Rares sont les génériques aptes à saisir le zeitgest de la série qu’ils illustrent mais celui de Halt and Catch Fire fait partie de ce club restreint. Il suit la naissance d’un signal jusqu’à l’allumage de la LED d’une tour d’ordinateur, et reprend à son compte l’image d’Épinal de l’ampoule symbolisant une idée plus ou moins révolutionnaire. En mettant ainsi en scène les prémices d’une idée jusqu’à son exécution, ce clip de trente secondes martèle le pitch et la note d’intention de la série sur fond d’électro 80’s tonitruante. Ce signal qui fonce droit vers son objectif, c’est Joe MacMillan, commercial prêt à tout pour arriver à ses fins et mener à bien le projet qui lui permettra d’exercer sa mystérieuse vengeance contre son ancien employeur IBM, Goliath de l’industrie informatique à l’époque où se déroule la série. Autour de ce signal, les premières images du générique en révèlent quelques autres, plus ou moins à la traîne et définis mais tout aussi décidés à tracer vers la lumière. Ces signaux qui accompagnent Joe sont ceux de ses associés: Gordon, ingénieur visionnaire freiné dans ses ardeurs par des responsabilités familiales, et Cameron, punkette plus douée en programmation que toute sa promo. Ils vont aider Joe à concevoir l’objet de sa vengeance : le tout premier ordinateur portable.

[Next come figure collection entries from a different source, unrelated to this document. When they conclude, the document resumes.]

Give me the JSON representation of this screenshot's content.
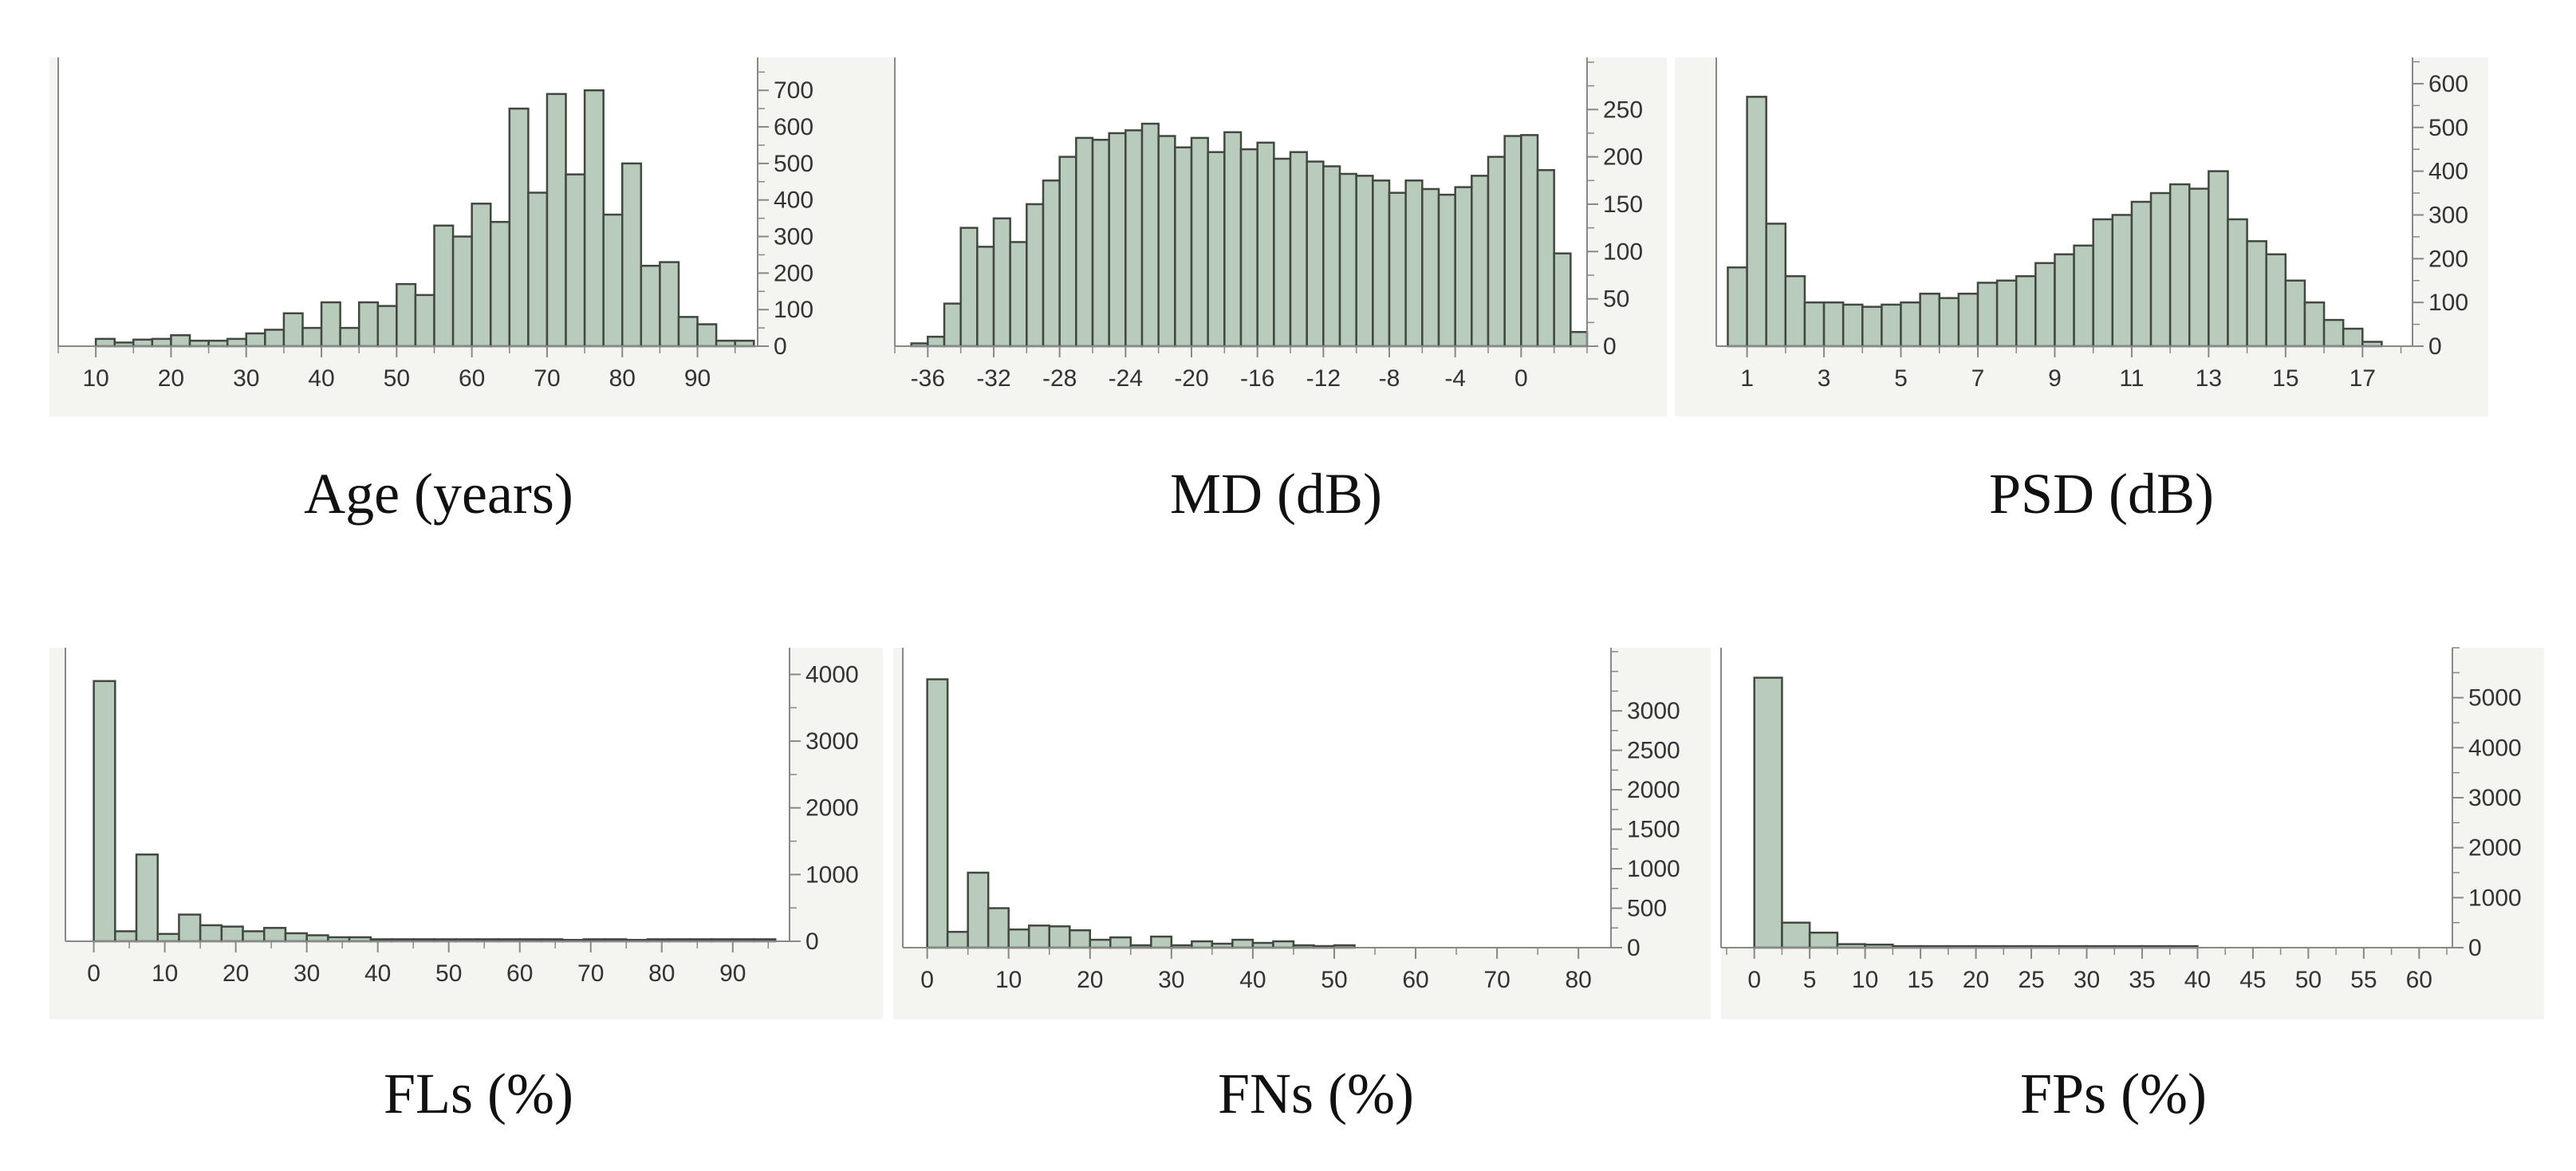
{
  "colors": {
    "bar_fill": "#b9ccbc",
    "bar_stroke": "#404840",
    "axis": "#888888",
    "plot_bg": "#f4f4f0"
  },
  "chart_data": [
    {
      "type": "bar",
      "title": "Age (years)",
      "xlabel": "Age (years)",
      "ylabel": "",
      "bin_width": 2.5,
      "bin_start": 10,
      "values": [
        20,
        10,
        18,
        20,
        30,
        15,
        15,
        20,
        35,
        45,
        90,
        50,
        120,
        50,
        120,
        110,
        170,
        140,
        330,
        300,
        390,
        340,
        650,
        420,
        690,
        470,
        700,
        360,
        500,
        220,
        230,
        80,
        60,
        15,
        15
      ],
      "xlim": [
        5,
        98
      ],
      "ylim": [
        0,
        790
      ],
      "xticks": [
        10,
        20,
        30,
        40,
        50,
        60,
        70,
        80,
        90
      ],
      "yticks": [
        0,
        100,
        200,
        300,
        400,
        500,
        600,
        700
      ],
      "xtick_labels": [
        "10",
        "20",
        "30",
        "40",
        "50",
        "60",
        "70",
        "80",
        "90"
      ],
      "ytick_labels": [
        "0",
        "100",
        "200",
        "300",
        "400",
        "500",
        "600",
        "700"
      ]
    },
    {
      "type": "bar",
      "title": "MD (dB)",
      "xlabel": "MD (dB)",
      "ylabel": "",
      "bin_width": 1,
      "bin_start": -37,
      "values": [
        3,
        10,
        45,
        125,
        105,
        135,
        110,
        150,
        175,
        200,
        220,
        218,
        225,
        228,
        235,
        222,
        210,
        220,
        205,
        226,
        208,
        215,
        198,
        205,
        195,
        190,
        182,
        180,
        175,
        162,
        175,
        166,
        160,
        168,
        180,
        200,
        222,
        223,
        186,
        98,
        15
      ],
      "xlim": [
        -38,
        4
      ],
      "ylim": [
        0,
        305
      ],
      "xticks": [
        -36,
        -32,
        -28,
        -24,
        -20,
        -16,
        -12,
        -8,
        -4,
        0
      ],
      "yticks": [
        0,
        50,
        100,
        150,
        200,
        250
      ],
      "xtick_labels": [
        "-36",
        "-32",
        "-28",
        "-24",
        "-20",
        "-16",
        "-12",
        "-8",
        "-4",
        "0"
      ],
      "ytick_labels": [
        "0",
        "50",
        "100",
        "150",
        "200",
        "250"
      ]
    },
    {
      "type": "bar",
      "title": "PSD (dB)",
      "xlabel": "PSD (dB)",
      "ylabel": "",
      "bin_width": 0.5,
      "bin_start": 0.5,
      "values": [
        180,
        570,
        280,
        160,
        100,
        100,
        95,
        90,
        95,
        100,
        120,
        110,
        120,
        145,
        150,
        160,
        190,
        210,
        230,
        290,
        300,
        330,
        350,
        370,
        360,
        400,
        290,
        240,
        210,
        150,
        100,
        60,
        40,
        10
      ],
      "xlim": [
        0.2,
        18.3
      ],
      "ylim": [
        0,
        660
      ],
      "xticks": [
        1,
        3,
        5,
        7,
        9,
        11,
        13,
        15,
        17
      ],
      "yticks": [
        0,
        100,
        200,
        300,
        400,
        500,
        600
      ],
      "xtick_labels": [
        "1",
        "3",
        "5",
        "7",
        "9",
        "11",
        "13",
        "15",
        "17"
      ],
      "ytick_labels": [
        "0",
        "100",
        "200",
        "300",
        "400",
        "500",
        "600"
      ]
    },
    {
      "type": "bar",
      "title": "FLs (%)",
      "xlabel": "FLs (%)",
      "ylabel": "",
      "bin_width": 3,
      "bin_start": 0,
      "values": [
        3900,
        150,
        1300,
        110,
        400,
        240,
        220,
        150,
        200,
        120,
        90,
        60,
        60,
        30,
        30,
        30,
        30,
        30,
        30,
        30,
        30,
        30,
        20,
        30,
        30,
        20,
        30,
        30,
        30,
        30,
        30,
        30
      ],
      "xlim": [
        -4,
        98
      ],
      "ylim": [
        0,
        4400
      ],
      "xticks": [
        0,
        10,
        20,
        30,
        40,
        50,
        60,
        70,
        80,
        90
      ],
      "yticks": [
        0,
        1000,
        2000,
        3000,
        4000
      ],
      "xtick_labels": [
        "0",
        "10",
        "20",
        "30",
        "40",
        "50",
        "60",
        "70",
        "80",
        "90"
      ],
      "ytick_labels": [
        "0",
        "1000",
        "2000",
        "3000",
        "4000"
      ]
    },
    {
      "type": "bar",
      "title": "FNs (%)",
      "xlabel": "FNs (%)",
      "ylabel": "",
      "bin_width": 2.5,
      "bin_start": 0,
      "values": [
        3400,
        200,
        950,
        500,
        230,
        280,
        270,
        220,
        100,
        130,
        30,
        140,
        30,
        80,
        50,
        100,
        60,
        80,
        30,
        20,
        30
      ],
      "xlim": [
        -3,
        84
      ],
      "ylim": [
        0,
        3800
      ],
      "xticks": [
        0,
        10,
        20,
        30,
        40,
        50,
        60,
        70,
        80
      ],
      "yticks": [
        0,
        500,
        1000,
        1500,
        2000,
        2500,
        3000
      ],
      "xtick_labels": [
        "0",
        "10",
        "20",
        "30",
        "40",
        "50",
        "60",
        "70",
        "80"
      ],
      "ytick_labels": [
        "0",
        "500",
        "1000",
        "1500",
        "2000",
        "2500",
        "3000"
      ]
    },
    {
      "type": "bar",
      "title": "FPs (%)",
      "xlabel": "FPs (%)",
      "ylabel": "",
      "bin_width": 2.5,
      "bin_start": 0,
      "values": [
        5400,
        500,
        300,
        70,
        60,
        30,
        30,
        30,
        30,
        30,
        30,
        30,
        30,
        30,
        30,
        30
      ],
      "xlim": [
        -3,
        63
      ],
      "ylim": [
        0,
        6000
      ],
      "xticks": [
        0,
        5,
        10,
        15,
        20,
        25,
        30,
        35,
        40,
        45,
        50,
        55,
        60
      ],
      "yticks": [
        0,
        1000,
        2000,
        3000,
        4000,
        5000
      ],
      "xtick_labels": [
        "0",
        "5",
        "10",
        "15",
        "20",
        "25",
        "30",
        "35",
        "40",
        "45",
        "50",
        "55",
        "60"
      ],
      "ytick_labels": [
        "0",
        "1000",
        "2000",
        "3000",
        "4000",
        "5000"
      ]
    }
  ]
}
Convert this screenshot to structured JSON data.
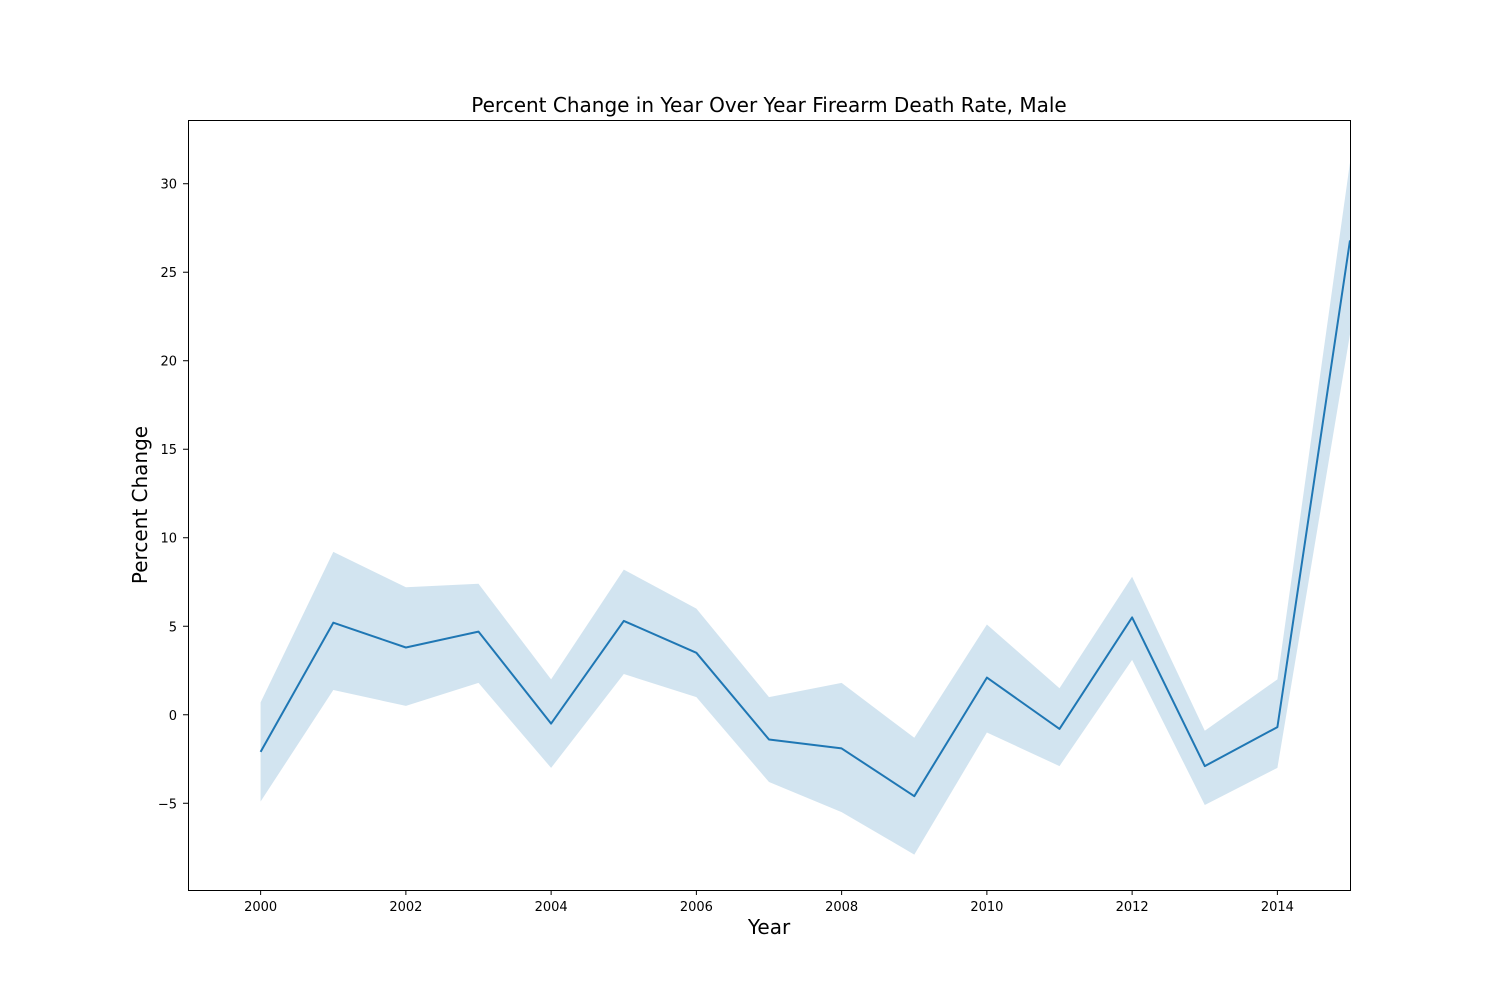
{
  "chart_data": {
    "type": "line",
    "title": "Percent Change in Year Over Year Firearm Death Rate, Male",
    "xlabel": "Year",
    "ylabel": "Percent Change",
    "xlim": [
      1999,
      2015
    ],
    "ylim": [
      -9.9,
      33.6
    ],
    "x_ticks": [
      2000,
      2002,
      2004,
      2006,
      2008,
      2010,
      2012,
      2014
    ],
    "x_tick_labels": [
      "2000",
      "2002",
      "2004",
      "2006",
      "2008",
      "2010",
      "2012",
      "2014"
    ],
    "y_ticks": [
      -5,
      0,
      5,
      10,
      15,
      20,
      25,
      30
    ],
    "y_tick_labels": [
      "−5",
      "0",
      "5",
      "10",
      "15",
      "20",
      "25",
      "30"
    ],
    "grid": false,
    "colors": {
      "line": "#1f77b4",
      "band": "#1f77b4"
    },
    "series": [
      {
        "x": [
          2000,
          2001,
          2002,
          2003,
          2004,
          2005,
          2006,
          2007,
          2008,
          2009,
          2010,
          2011,
          2012,
          2013,
          2014,
          2015
        ],
        "values": [
          -2.1,
          5.2,
          3.8,
          4.7,
          -0.5,
          5.3,
          3.5,
          -1.4,
          -1.9,
          -4.6,
          2.1,
          -0.8,
          5.5,
          -2.9,
          -0.7,
          26.8
        ],
        "upper": [
          0.7,
          9.2,
          7.2,
          7.4,
          2.0,
          8.2,
          6.0,
          1.0,
          1.8,
          -1.3,
          5.1,
          1.5,
          7.8,
          -0.9,
          2.0,
          31.2
        ],
        "lower": [
          -4.9,
          1.4,
          0.5,
          1.8,
          -3.0,
          2.3,
          1.0,
          -3.8,
          -5.5,
          -7.9,
          -1.0,
          -2.9,
          3.1,
          -5.1,
          -3.0,
          21.5
        ]
      }
    ]
  }
}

Malgré le sujet à priori le moins sexy du monde (bien que The Social Network soit passé par là), Halt and Catch Fire parvient à fasciner et passionner dès son pilote en dépit de quelques maladresses (métaphores animalières balourdes supposées nous éclairer sur les personnages, développement inutilement didactique). Là où la série excelle, c’est dans sa façon de nous plonger dans un univers à la plastique envoûtante au confluent du Michael Mann circa 80’s et du Fincher actuel, privilégiant une approche moderne et naturaliste loin des clichés propres à la période. En dépeignant la Silicon Prairie comme un morceau de Texas mortifère où l’humain n’est que le maillon de gros groupes comme Texas Instruments, Halt and Catch Fire est une réussite formelle et atmosphérique.
Les arches scénaristiques sont moins brillantes mais laissent entrevoir de vraies promesses. La série lance ses personnages dans une quête ardue pour le contrôle d’une industrie, mais ils cherchent surtout à dépasser leurs propres limites. L’humanité des personnages empêche le background informatique de la série de devenir trop envahissant, et le sujet est juste assez vulgarisé pour ne pas devenir un cours de science barbant. Si tout part d’une grande idée aussi bien sur le plan social que commercial (réaliser le rêve de tout Américain et le doter d’un PC), les motivations du triumvirat sont toutes autres, beaucoup moins humanistes (ils ont beaucoup à (se) prouver) mais terriblement réalistes.
Gordon, le family man de toute évidence coincé dans un job qui l’ennuie veut prouver au monde (et à sa femme) qu’il vaut plus que ça, tandis que Cameron, sûre d’elle et de son talent va devoir affronter la réalité d’un monde qu’elle n’avait jusque là pas vraiment côtoyé. Si les trajectoires de ces personnages sont clairement définies et que leur évolution semble plutôt prévisible, celle de Joe MacMillan, incarné par un Lee Pace plus Patrick Batemanesque que jamais, est plus problématique. Nous ne savons pas grand chose de lui hormis qu’il est menteur, colérique (il a quitté IBM en causant 2 millions de dollars de dégât) et manipulateur, mais aussi très mystérieux. En imaginant un anti-héros symptomatique des séries actuelles, les créateurs se sont clairement inspirés de Don Draper et de son lourd secret.
Là où Mad Men avait une multitude d’intrigues à développer autour du mystère Draper/Whitman, Halt and Catch Fire semble vouloir concentrer ses obsessions sur MacMillan – ce qui n’est pas rédhibitoire tant le personnage intrigue toujours au tiers de la saison. La mise en place et l’exécution de son plan de domination nous tiennent en haleine, mais que restera-t-il à la série une fois que les tenants et les aboutissants de celui-ci seront révélés ? Si l’on espère franchement que l’idée développée par la série prendra forme et saura nous éclairer au terme de sa course folle, le risque demeure que ce signal approchant les 300,000 kilomètres parcourus à la seconde aille droit dans le mur… C’est sans doute ce qui rend cette nouvelle création d’AMC si excitante.